A varíola foi a primeira enfermidade, para a qual se desenvolveu uma vacina, no final do século XVIII, sendo na altura a única doença humana que se considera erradicada, conforme declarou a Organização Mundial da Saúde em 1980. No século XVIII, a varíola era a principal causa de morte na Europa, levando em média 400 mil pessoas por ano. Em meados do século XIX, quando a vacina já existia, há registo de grandes epidemias de varíola, como a que foi desencadeada pela Guerra Franco-Prussiana que matou, entre 1870 e 1875, meio milhão de pessoas. Há textos chineses, que indicam que a varíola era transmitida por partículas em suspensão, (hoje dizemos aerossóis), originadas das pústulas que rebentavam em indivíduos dentes. Os chineses apercebiam-se dos efeitos de imunização, causados pela doença, entre os que lhe sobreviviam.
A palavra vacina vem de vaca. Parece simples esta forma de colocar as coisas, mas é verdade. Nos primórdios paleolíticos e neolíticos, de que não existem registos, o crescimento da convivência do homem com os animais, foi uma porta de entrada para muitas doenças. Mas, também recebemos dos animais, não a cura, mas a profilaxia. Foi um processo lento, decorrente, que decorrerá sempre, até que a ciência descubra um método mais eficaz de prevenção das doenças, promovendo a saúde. Em Portugal, temos desde finais do século XVIII, até à grande revolução que foi o século XX, um Plano Nacional de Vacinação, desde 1965. O bom resultado da vacinação, depende sempre da sua aplicação à escala global, não se tratando dum privilégio apenas acessível a indivíduos ou países com maior poder de compra.

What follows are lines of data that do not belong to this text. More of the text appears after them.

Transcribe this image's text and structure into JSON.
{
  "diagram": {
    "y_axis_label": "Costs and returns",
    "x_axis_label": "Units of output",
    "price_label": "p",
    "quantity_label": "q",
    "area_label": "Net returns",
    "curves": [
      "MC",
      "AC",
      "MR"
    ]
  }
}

John Williamson, um autodidata, com apenas a educação básica e sem ter sido treinado nas artes médicas, desenvolveu um soro para Variolação, que parece ter salvado a população de Shetland, que se via a braços com surtos de varíola, ciclicamente. Terá inoculado três mil pessoas e não perdeu nenhum paciente. Ora, este homem recolhia o pus de pústulas de doentes com varíola, (que designava de “matéria”) e submetia a um longo processo para reduzir a virulência: primeiro, defumava a “matéria” com turfa, depois enterrava-a com cânfora, acondicionada entre placas de vidro, e só passados sete ou oito anos, a desenterrava, para aplicar em pessoas, com o auxílio de uma faca, que ele próprio preparou para o efeito, (a incisão onde introduzia a “matéria, que depois ligava com folhas de couve). Edward Jenner, a quem é atribuído universalmente a descoberta da vacina contra a varíola, não usava couves nem descobriu sozinho a vacina com que ele próprio foi variolado, enquanto criança. No entanto, o crédito da descoberta da vacinação é inteiramente atribuído a este médico. Edward Jenner era um médico com um espírito científico apurado, e um naturalista de excelência, não apenas pelas suas conquistas enquanto médico, mas por revelações relacionadas com cucos. Independentemente das suas descobertas em torno da varíola, há uma versão de que ele chegou sozinho à ligação entre a doença bovina e a imunidade à doença humana, (além duma constatação largamente difundida na época, a de que, as leiteiras não contraíam varíola, de modo geral). Registava e dividia em três grupos, as pessoas que submetia à Variolação: as que desenvolviam apenas uma forma muito ligeira de varíola, e recuperavam; as que contraíam formas intensas mais graves de varíola; as que tinham uma reação cutânea no local das variolizações, mas não desenvolviam quaisquer sintomas da doença.
E são estes, apenas, alguns tópicos da história das vacinas, de que tanto se fala atualmente, por causa da covid-19.